Tranexamic acid significantly reduced the relative risk of major perioperative bleeding by 26%, with an absolute reduction of 2.5%, in general surgery patients without increasing cardiovascular risks, according to a recent study.
The safety and efficacy of tranexamic acid (TXA) in reducing perioperative bleeding in patients undergoing general surgery were evaluated in a substudy of the Perioperative Ischemic Evaluation-3 (POISE-3) trial. This international, multicenter, double-blind, randomized clinical trial, published in JAMA Surgery, included 3,260 general surgery patients from a larger cohort of 9,535 noncardiac surgery patients aged 45 years or older, all at elevated cardiovascular risk and requiring at least an overnight hospital stay post-surgery.
Patients were randomized 1:1 to receive either a 1-g intravenous bolus of TXA or placebo at the start and end of surgery. The primary efficacy outcome—a composite of life-threatening bleeding, major bleeding, or bleeding into a critical organ—occurred in 8.0% of patients receiving TXA compared with 10.5% in the placebo group (hazard ratio [HR], 0.74; 95% confidence interval [CI], 0.59-0.93; P = .01), demonstrating statistical significance. In absolute terms, 130 patients in the TXA group experienced major bleeding compared to 171 in the placebo group. The primary safety outcome—a composite of myocardial injury, stroke, peripheral arterial thrombosis, or venous thromboembolism—was observed in 11.9% of TXA recipients and 12.5% of placebo recipients (HR, 0.95; 95% CI, 0.78-1.16; P = .63), indicating no significant difference.

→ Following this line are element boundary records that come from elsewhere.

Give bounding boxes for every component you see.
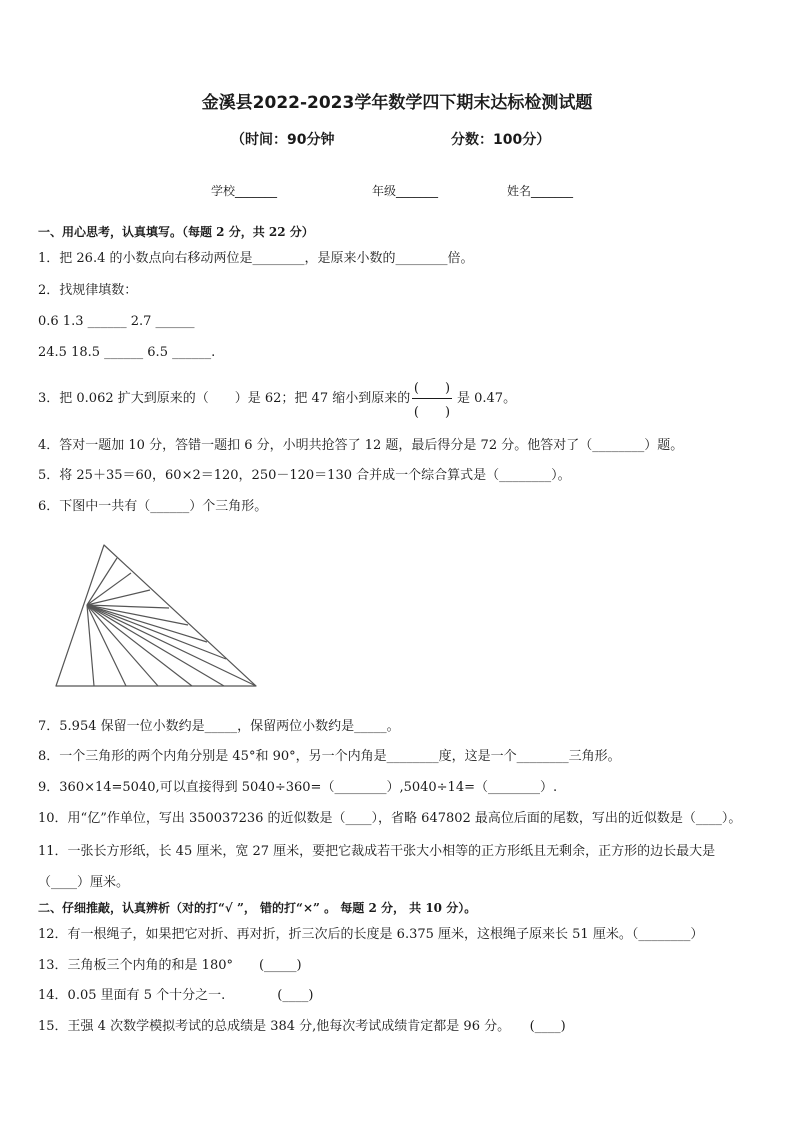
section-2-heading: 二、仔细推敲，认真辨析（对的打“√ ”， 错的打“×” 。 每题 2 分， 共 10 分）。 [38, 901, 477, 915]
section-1-heading: 一、用心思考，认真填写。（每题 2 分，共 22 分） [38, 225, 314, 239]
figure-segment [87, 605, 256, 686]
question-13: 13．三角板三个内角的和是 180° (_____) [38, 958, 302, 973]
question-6: 6．下图中一共有（______）个三角形。 [38, 499, 268, 514]
question-15: 15．王强 4 次数学模拟考试的总成绩是 384 分,他每次考试成绩肯定都是 96 分。 (____) [38, 1019, 566, 1034]
fraction-bar [412, 398, 452, 399]
time-limit: （时间：90分钟 [231, 132, 335, 148]
question-5: 5．将 25＋35＝60，60×2＝120，250－120＝130 合并成一个综合算式是（________）。 [38, 468, 571, 483]
question-7: 7．5.954 保留一位小数约是_____，保留两位小数约是_____。 [38, 719, 400, 734]
exam-title: 金溪县2022-2023学年数学四下期末达标检测试题 [201, 93, 593, 113]
total-score: 分数：100分） [451, 132, 551, 148]
figure-segment [87, 605, 224, 686]
question-11: 11．一张长方形纸，长 45 厘米，宽 27 厘米，要把它裁成若干张大小相等的正方形纸且无剩余，正方形的边长最大是 [38, 844, 716, 859]
question-14: 14．0.05 里面有 5 个十分之一. (____) [38, 988, 314, 1003]
question-3-fraction [409, 377, 455, 421]
question-3-left: 3．把 0.062 扩大到原来的（ ）是 62；把 47 缩小到原来的 [38, 391, 411, 406]
question-9: 9．360×14=5040,可以直接得到 5040÷360=（________）,5040÷14=（________）. [38, 780, 558, 795]
fraction-denominator: ( ) [413, 405, 451, 420]
question-4: 4．答对一题加 10 分，答错一题扣 6 分，小明共抢答了 12 题，最后得分是 72 分。他答对了（________）题。 [38, 438, 684, 453]
triangle-figure [54, 543, 260, 689]
question-2: 2．找规律填数： [38, 283, 138, 298]
question-10: 10．用“亿”作单位，写出 350037236 的近似数是（____），省略 647802 最高位后面的尾数，写出的近似数是（____）。 [38, 811, 742, 826]
figure-segment [87, 605, 192, 686]
question-2-sequence-a: 0.6 1.3 ______ 2.7 ______ [38, 314, 195, 329]
question-12: 12．有一根绳子，如果把它对折、再对折，折三次后的长度是 6.375 厘米，这根绳子原来长 51 厘米。（________） [38, 927, 704, 942]
question-8: 8．一个三角形的两个内角分别是 45°和 90°，另一个内角是________度，这是一个________三角形。 [38, 749, 621, 764]
school-field: 学校_______ [211, 184, 278, 198]
fraction-numerator: ( ) [413, 381, 451, 396]
question-1: 1．把 26.4 的小数点向右移动两位是________，是原来小数的________倍。 [38, 251, 474, 266]
question-11-answer: （____）厘米。 [38, 875, 130, 890]
name-field: 姓名_______ [507, 184, 574, 198]
outer-triangle [56, 545, 256, 686]
figure-segment [87, 605, 226, 659]
question-3-right: 是 0.47。 [457, 391, 517, 406]
grade-field: 年级_______ [372, 184, 439, 198]
question-2-sequence-b: 24.5 18.5 ______ 6.5 ______. [38, 345, 216, 360]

Subgroup analyses revealed significant reductions in bleeding risk among patients undergoing hepatopancreaticobiliary surgery (15.0% vs. 25.0%; HR, 0.55; 95% CI, 0.34-0.91) and colorectal surgery (9.3% vs. 13.6%; HR, 0.67; 95% CI, 0.45-0.98). These findings highlight TXA’s effectiveness in high-risk general surgery subcategories. Additionally, TXA was associated with a reduced need for transfusion of at least one unit of packed red blood cells (8.6% vs. 10.8%; odds ratio [OR], 0.77; 95% CI, 0.61-0.97; P = .03) without increasing thromboembolic events.
Theoretical concerns about thromboembolic risks with TXA were not borne out in this study. Myocardial injury rates were comparable between groups (11.9% vs. 12.5%; HR, 0.95; P = .63), and no significant differences were observed in other thromboembolic events.

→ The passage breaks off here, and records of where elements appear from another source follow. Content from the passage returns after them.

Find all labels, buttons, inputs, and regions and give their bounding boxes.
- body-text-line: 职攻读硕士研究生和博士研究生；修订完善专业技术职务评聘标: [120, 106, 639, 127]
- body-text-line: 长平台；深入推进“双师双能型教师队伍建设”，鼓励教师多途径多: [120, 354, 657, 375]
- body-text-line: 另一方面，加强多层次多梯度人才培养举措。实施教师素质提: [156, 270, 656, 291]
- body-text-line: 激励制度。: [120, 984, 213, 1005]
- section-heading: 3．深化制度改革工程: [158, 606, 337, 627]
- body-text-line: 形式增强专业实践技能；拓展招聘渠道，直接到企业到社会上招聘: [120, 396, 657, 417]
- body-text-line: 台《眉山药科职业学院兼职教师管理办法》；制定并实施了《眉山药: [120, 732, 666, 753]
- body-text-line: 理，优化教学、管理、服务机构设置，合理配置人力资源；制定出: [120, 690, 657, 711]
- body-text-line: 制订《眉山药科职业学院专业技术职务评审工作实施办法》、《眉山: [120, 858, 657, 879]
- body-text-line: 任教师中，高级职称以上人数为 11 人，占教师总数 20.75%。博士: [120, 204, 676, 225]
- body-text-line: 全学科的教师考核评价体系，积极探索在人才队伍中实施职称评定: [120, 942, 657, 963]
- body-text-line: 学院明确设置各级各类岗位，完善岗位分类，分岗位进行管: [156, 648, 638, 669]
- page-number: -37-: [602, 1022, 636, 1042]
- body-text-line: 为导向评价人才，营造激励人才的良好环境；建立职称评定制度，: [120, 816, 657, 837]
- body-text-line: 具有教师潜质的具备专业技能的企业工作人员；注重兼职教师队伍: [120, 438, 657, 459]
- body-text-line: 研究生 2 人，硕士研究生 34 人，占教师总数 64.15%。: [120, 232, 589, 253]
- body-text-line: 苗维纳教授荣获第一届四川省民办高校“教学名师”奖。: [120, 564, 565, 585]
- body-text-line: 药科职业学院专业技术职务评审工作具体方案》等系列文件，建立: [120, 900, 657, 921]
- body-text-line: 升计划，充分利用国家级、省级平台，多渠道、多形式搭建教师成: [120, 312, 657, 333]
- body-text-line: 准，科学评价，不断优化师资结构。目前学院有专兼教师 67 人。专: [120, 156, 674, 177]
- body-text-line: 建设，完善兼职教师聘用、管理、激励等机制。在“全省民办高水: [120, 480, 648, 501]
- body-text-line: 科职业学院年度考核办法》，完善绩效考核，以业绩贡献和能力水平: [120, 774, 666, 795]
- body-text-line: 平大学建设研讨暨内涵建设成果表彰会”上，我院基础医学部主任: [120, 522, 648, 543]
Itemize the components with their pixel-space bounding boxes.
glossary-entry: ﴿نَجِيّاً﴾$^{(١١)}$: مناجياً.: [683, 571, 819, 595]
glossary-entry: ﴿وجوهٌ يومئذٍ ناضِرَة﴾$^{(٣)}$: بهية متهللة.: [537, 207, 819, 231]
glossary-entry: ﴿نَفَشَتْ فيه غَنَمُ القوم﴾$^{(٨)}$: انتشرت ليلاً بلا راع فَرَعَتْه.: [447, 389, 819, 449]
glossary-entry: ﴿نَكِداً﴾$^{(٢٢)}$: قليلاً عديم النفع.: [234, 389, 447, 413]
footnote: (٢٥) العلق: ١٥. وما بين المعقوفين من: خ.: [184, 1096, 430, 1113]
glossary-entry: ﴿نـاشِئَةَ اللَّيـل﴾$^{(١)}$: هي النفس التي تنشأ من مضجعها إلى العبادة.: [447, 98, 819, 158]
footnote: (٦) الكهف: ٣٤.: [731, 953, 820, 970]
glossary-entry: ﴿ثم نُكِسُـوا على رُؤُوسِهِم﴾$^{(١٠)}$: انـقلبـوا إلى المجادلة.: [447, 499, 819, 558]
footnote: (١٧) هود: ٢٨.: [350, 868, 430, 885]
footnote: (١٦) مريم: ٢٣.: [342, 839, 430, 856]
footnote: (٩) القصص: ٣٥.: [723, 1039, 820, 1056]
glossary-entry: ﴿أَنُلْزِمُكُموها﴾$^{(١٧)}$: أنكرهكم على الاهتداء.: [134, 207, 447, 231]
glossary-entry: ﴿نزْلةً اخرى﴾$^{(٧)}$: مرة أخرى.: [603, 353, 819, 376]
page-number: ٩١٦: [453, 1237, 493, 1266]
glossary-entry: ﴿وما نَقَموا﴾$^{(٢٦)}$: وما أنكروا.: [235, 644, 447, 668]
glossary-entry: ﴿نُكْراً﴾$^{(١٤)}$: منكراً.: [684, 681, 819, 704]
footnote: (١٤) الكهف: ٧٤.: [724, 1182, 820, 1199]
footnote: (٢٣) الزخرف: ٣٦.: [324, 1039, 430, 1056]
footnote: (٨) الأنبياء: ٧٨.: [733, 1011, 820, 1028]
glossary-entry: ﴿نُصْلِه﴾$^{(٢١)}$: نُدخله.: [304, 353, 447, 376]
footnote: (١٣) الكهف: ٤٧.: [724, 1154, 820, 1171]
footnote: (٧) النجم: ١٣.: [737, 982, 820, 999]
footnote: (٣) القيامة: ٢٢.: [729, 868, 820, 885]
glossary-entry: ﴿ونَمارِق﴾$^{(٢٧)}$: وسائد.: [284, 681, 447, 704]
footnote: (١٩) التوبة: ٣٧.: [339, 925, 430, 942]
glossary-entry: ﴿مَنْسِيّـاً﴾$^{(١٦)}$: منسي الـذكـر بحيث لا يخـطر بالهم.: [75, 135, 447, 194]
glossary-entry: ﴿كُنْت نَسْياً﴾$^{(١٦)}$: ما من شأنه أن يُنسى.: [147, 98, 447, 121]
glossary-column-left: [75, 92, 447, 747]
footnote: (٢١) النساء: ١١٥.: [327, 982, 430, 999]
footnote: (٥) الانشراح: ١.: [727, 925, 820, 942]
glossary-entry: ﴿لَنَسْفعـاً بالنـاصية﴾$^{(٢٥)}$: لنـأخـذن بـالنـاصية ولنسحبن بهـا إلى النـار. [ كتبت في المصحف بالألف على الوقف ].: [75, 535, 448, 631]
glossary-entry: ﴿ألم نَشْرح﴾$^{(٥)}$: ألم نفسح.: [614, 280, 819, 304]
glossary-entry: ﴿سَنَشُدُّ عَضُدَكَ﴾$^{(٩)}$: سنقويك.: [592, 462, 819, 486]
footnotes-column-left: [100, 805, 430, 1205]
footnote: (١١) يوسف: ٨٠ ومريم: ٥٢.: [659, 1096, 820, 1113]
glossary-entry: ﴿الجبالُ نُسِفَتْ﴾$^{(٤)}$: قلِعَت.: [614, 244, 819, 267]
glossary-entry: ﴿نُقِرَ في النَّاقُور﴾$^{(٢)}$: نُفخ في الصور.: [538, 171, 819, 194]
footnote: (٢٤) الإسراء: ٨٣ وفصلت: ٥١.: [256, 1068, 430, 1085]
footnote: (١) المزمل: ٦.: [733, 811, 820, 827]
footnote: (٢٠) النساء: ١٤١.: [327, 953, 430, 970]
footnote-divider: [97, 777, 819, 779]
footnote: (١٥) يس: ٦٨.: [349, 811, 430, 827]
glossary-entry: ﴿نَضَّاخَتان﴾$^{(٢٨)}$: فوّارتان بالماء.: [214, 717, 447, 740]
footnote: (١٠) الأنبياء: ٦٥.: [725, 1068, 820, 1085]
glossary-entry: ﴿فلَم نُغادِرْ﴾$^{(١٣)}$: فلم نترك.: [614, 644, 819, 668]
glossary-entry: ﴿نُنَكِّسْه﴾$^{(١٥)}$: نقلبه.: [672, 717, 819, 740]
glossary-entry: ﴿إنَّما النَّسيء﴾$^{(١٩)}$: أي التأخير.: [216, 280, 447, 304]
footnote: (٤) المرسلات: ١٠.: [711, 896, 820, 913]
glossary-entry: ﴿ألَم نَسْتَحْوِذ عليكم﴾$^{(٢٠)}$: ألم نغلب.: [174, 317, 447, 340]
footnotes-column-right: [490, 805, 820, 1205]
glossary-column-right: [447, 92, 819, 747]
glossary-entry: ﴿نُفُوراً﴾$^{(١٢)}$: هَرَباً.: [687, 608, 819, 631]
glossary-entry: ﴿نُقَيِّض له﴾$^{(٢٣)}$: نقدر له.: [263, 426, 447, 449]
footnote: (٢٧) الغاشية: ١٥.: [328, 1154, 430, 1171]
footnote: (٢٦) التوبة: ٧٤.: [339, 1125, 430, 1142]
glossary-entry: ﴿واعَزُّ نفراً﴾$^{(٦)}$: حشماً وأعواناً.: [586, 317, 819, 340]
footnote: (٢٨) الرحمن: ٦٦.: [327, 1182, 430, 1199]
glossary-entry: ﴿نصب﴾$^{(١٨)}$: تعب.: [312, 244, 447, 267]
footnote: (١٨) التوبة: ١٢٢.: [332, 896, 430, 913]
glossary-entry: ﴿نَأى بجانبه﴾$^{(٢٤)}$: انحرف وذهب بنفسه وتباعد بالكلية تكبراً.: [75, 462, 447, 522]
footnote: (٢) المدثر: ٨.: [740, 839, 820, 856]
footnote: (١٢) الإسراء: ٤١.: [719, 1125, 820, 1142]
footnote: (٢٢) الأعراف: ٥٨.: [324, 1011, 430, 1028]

The study’s primary limitation is that subgroup analyses were not specifically powered for the categories examined. Variations in bleeding risk across surgical subcategories and differences in hemostatic management practices may have influenced the findings. Nevertheless, this trial remains the largest evaluation of TXA’s safety and efficacy in general surgery to date.
An updated meta-analysis involving 191 randomized controlled trials (RCTs) with 40,621 patients further supports the safety of TXA, showing that the noninferiority margin for thromboembolic events was met (RR, 1.02; 95% CI, 0.94-1.11). The trial’s registration can be found at ClinicalTrials.gov (Identifier: NCT03505723).
Full disclosures can be found in the study.